There is no fee to file under this scheme. The RBI states clearly that there is no charge for a customer to file or resolve complaints under the Integrated Ombudsman Scheme, 2021.
If your loan is from a public-sector bank, that bank is a public authority, so you can also use the Right to Information Act to ask for its education loan policy or the specific moratorium rule applied to your account. For a full walk-through of drafting and appealing such requests, see The RTI Playbook. Note that private banks are not covered by the RTI Act, so this route applies to public-sector lenders only.
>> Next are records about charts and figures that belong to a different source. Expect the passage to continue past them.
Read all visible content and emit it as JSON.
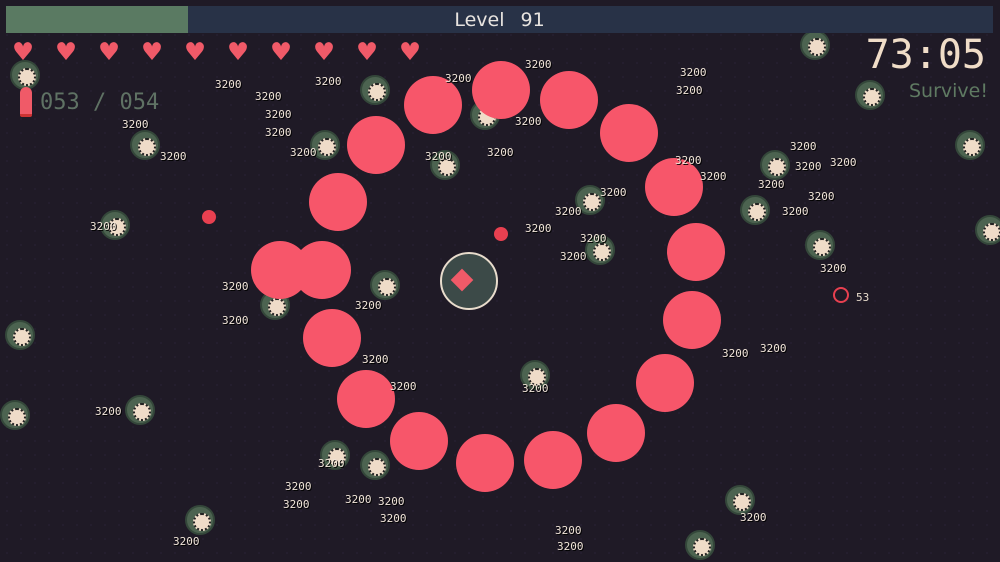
{
  "hud": {
    "level_label": "Level",
    "level_value": "91",
    "xp_progress": 0.184,
    "hearts": 10,
    "ammo": "053 / 054",
    "timer": "73:05",
    "objective": "Survive!",
    "target_count": "53"
  },
  "damage_text": "3200",
  "colors": {
    "xp_fill": "#5a7a62",
    "xp_bg": "#283247",
    "orb": "#f7566a",
    "heart": "#f05a68",
    "background": "#1f1a26"
  },
  "icons": {
    "heart": "heart-icon",
    "ammo": "bullet-icon",
    "target": "crosshair-icon"
  }
}
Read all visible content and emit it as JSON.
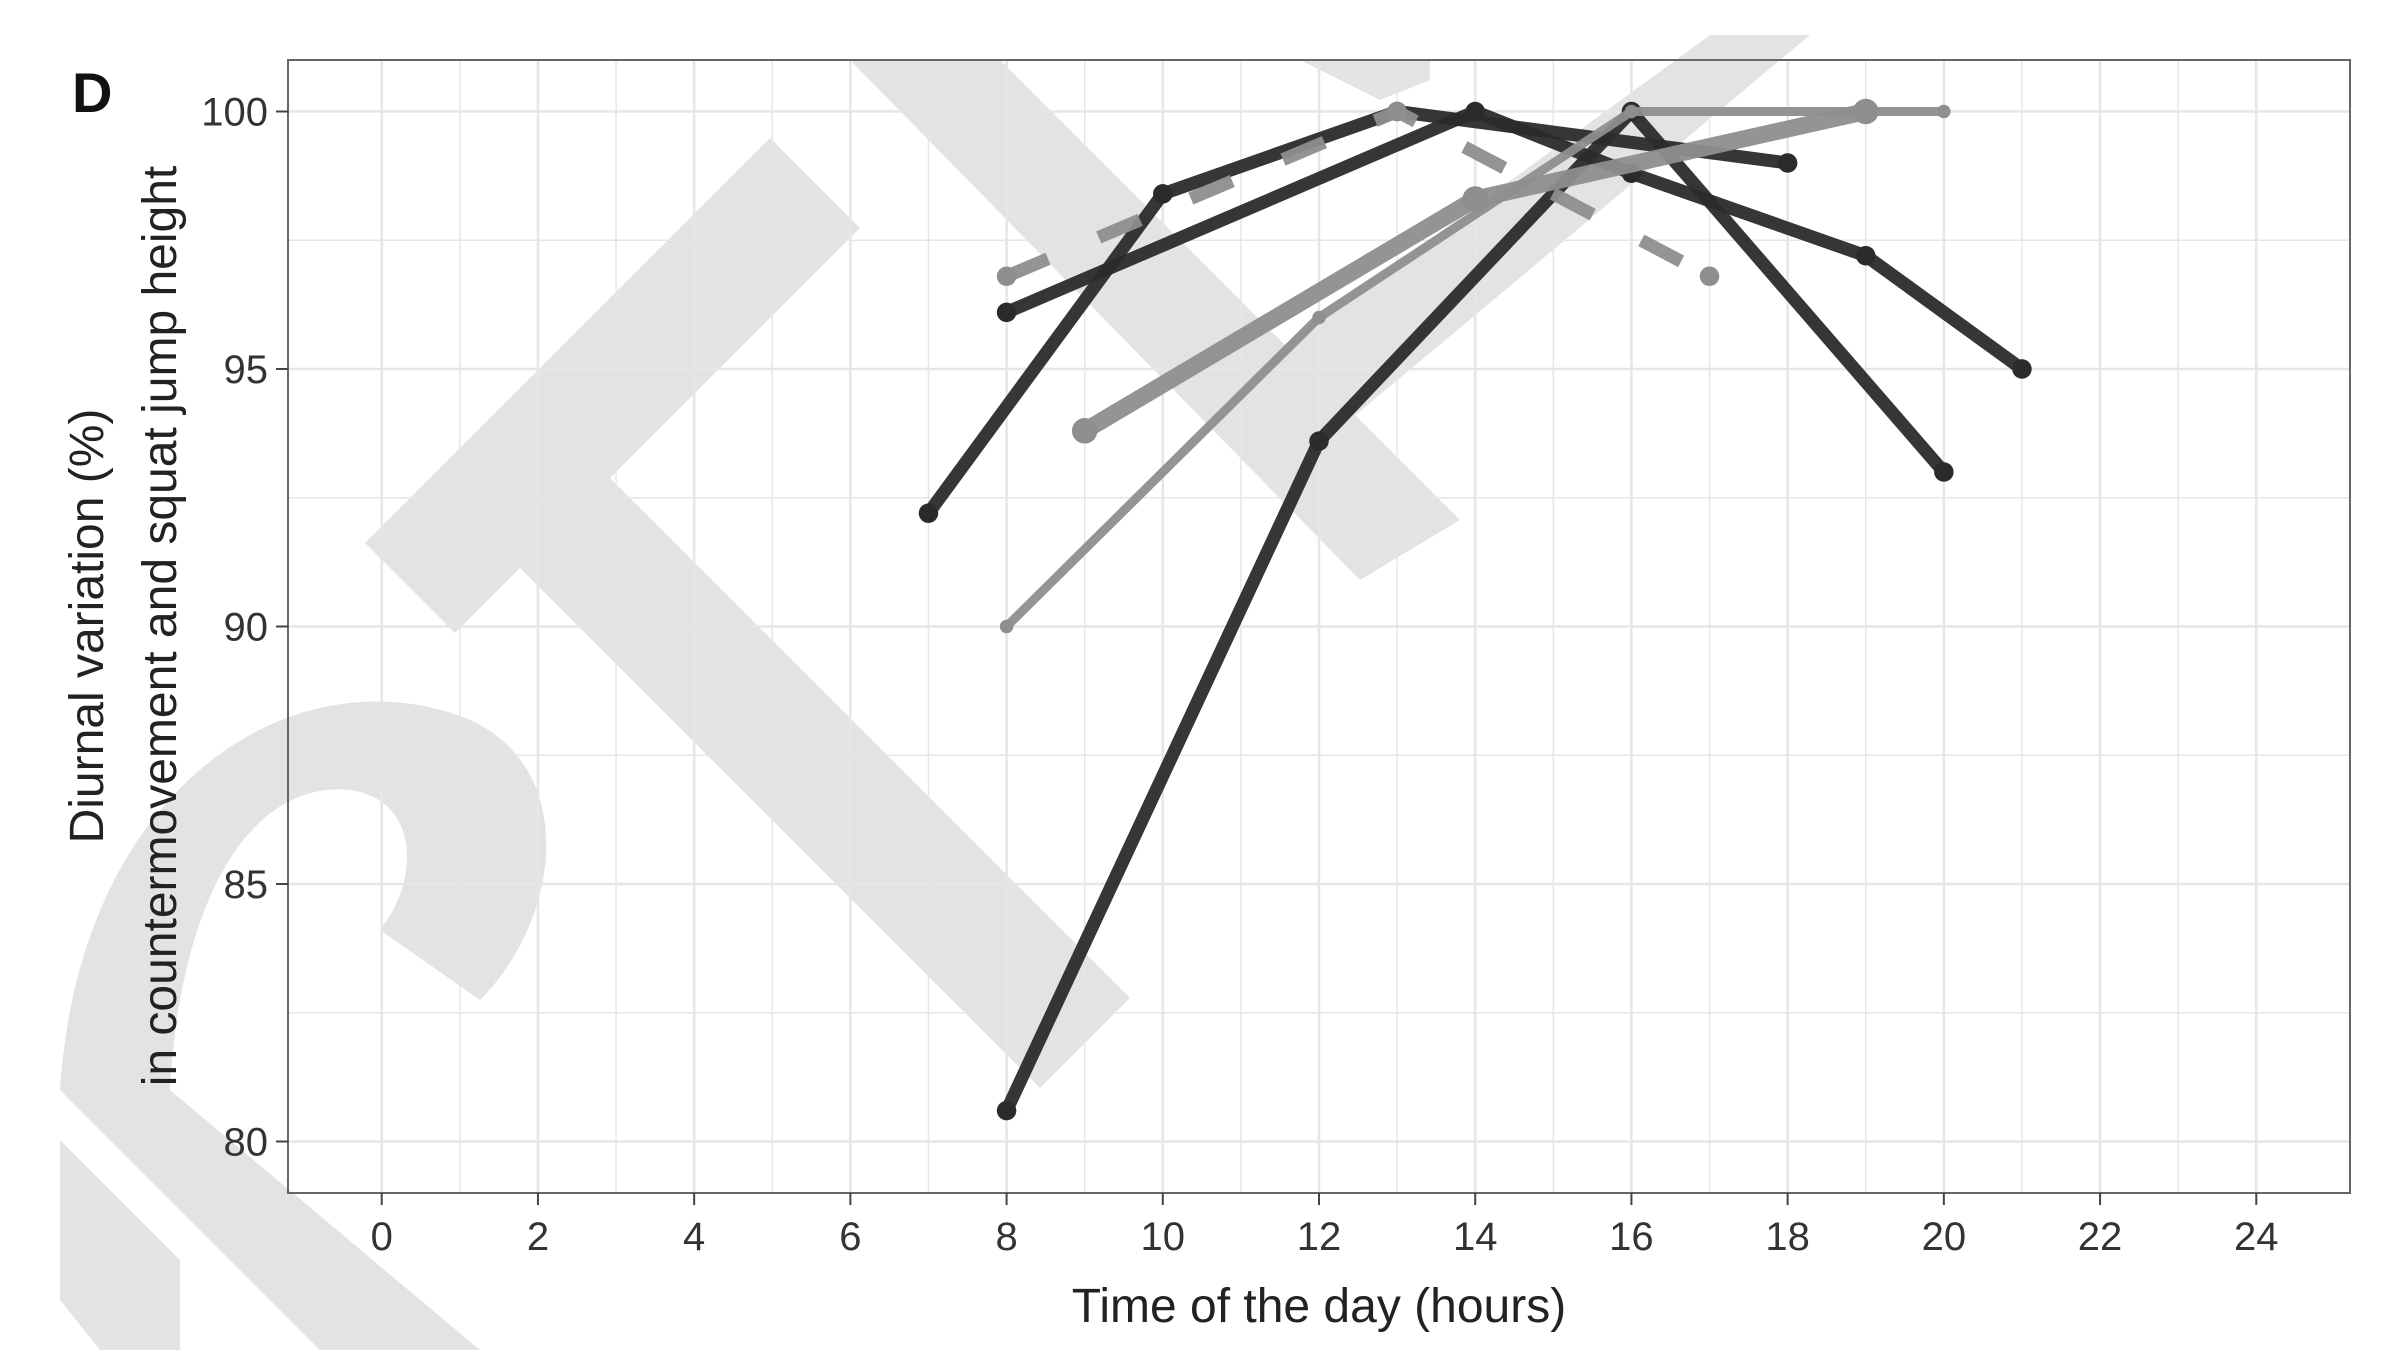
{
  "panel_label": "D",
  "chart_data": {
    "type": "line",
    "xlabel": "Time of the day (hours)",
    "ylabel_line1": "Diurnal variation (%)",
    "ylabel_line2": "in countermovement and squat jump height",
    "xlim": [
      -1.2,
      25.2
    ],
    "ylim": [
      79,
      101
    ],
    "x_ticks": [
      0,
      2,
      4,
      6,
      8,
      10,
      12,
      14,
      16,
      18,
      20,
      22,
      24
    ],
    "y_ticks": [
      80,
      85,
      90,
      95,
      100
    ],
    "grid": true,
    "legend": "none",
    "colors": {
      "dark": "#2b2b2b",
      "gray": "#8e8e8e",
      "watermark": "#e3e3e3",
      "grid": "#e6e6e6"
    },
    "series": [
      {
        "color_key": "dark",
        "style": "solid",
        "width": 13,
        "x": [
          7,
          10,
          13,
          18
        ],
        "y": [
          92.2,
          98.4,
          100,
          99.0
        ]
      },
      {
        "color_key": "dark",
        "style": "solid",
        "width": 13,
        "x": [
          8,
          14,
          16,
          19,
          21
        ],
        "y": [
          96.1,
          100,
          98.8,
          97.2,
          95.0
        ]
      },
      {
        "color_key": "dark",
        "style": "solid",
        "width": 13,
        "x": [
          8,
          12,
          16,
          20
        ],
        "y": [
          80.6,
          93.6,
          100,
          93.0
        ]
      },
      {
        "color_key": "gray",
        "style": "dashed",
        "width": 13,
        "x": [
          8,
          13,
          17
        ],
        "y": [
          96.8,
          100,
          96.8
        ]
      },
      {
        "color_key": "gray",
        "style": "solid",
        "width": 17,
        "x": [
          9,
          14,
          19
        ],
        "y": [
          93.8,
          98.3,
          100
        ]
      },
      {
        "color_key": "gray",
        "style": "solid",
        "width": 9,
        "x": [
          8,
          12,
          16,
          20
        ],
        "y": [
          90.0,
          96.0,
          100,
          100
        ]
      }
    ]
  }
}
Where to start a fresh loan
If you are still choosing a lender, the government-backed Vidya Lakshmi portal at https://www.vidyalakshmi.co.in lets you apply to banks using a single Common Educational Loan Application Form prescribed by the IBA. It was set up under the Department of Financial Services, the Department of Higher Education, and the IBA, and a student can apply to up to three banks through it.
Frequently asked questions
How is interest charged during the moratorium?
Under the IBA model scheme, simple interest is charged during the study period and the moratorium. You are usually not required to pay it month by month, but it accrues and is added to your loan when repayment begins, raising the balance your EMI is based on. Your sanction letter states the exact treatment for your loan.
Can my bank ask for EMIs during the moratorium?
If your sanction letter grants a moratorium, the bank should not demand principal EMIs during that period. Servicing interest is optional and lowers your future EMI. If the bank demands payments that contradict your sanctioned terms, that may be a deficiency in service you can challenge with the bank and then the RBI Ombudsman.
When does education loan repayment actually start?
For studies in India under the IBA model scheme, repayment usually starts one year after the course ends or six months after you secure a job, whichever is earlier. For studies abroad, it commonly starts six months after the course ends. Always confirm the exact date in your own sanction letter.
Does the moratorium affect my Section 80E tax benefit?
Section 80E of the Income Tax Act allows a deduction on the interest you pay on an education loan, with no upper limit, for up to eight assessment years. The deduction applies only once you start paying interest, and only individuals can claim it. So if you do not pay interest during the moratorium, the benefit begins when your interest payments do.
How do I escalate if the bank ignores my moratorium?
First complain in writing to the branch and grievance officer and keep your records. If the bank does not reply within 30 days, rejects your complaint, or you are unsatisfied, file with the RBI Ombudsman at https://cms.rbi.org.in or call 14448. There is no fee, and the complaint must be filed within one year of the bank's reply.
Your next steps
- Pull out your sanction letter and read the moratorium and interest clauses today.
- Decide whether servicing the interest during study fits your budget.
- If something looks wrong, complain to your bank in writing and start the 30-day clock.
- Keep every letter and statement, so an RBI Ombudsman complaint, if needed, is quick to file.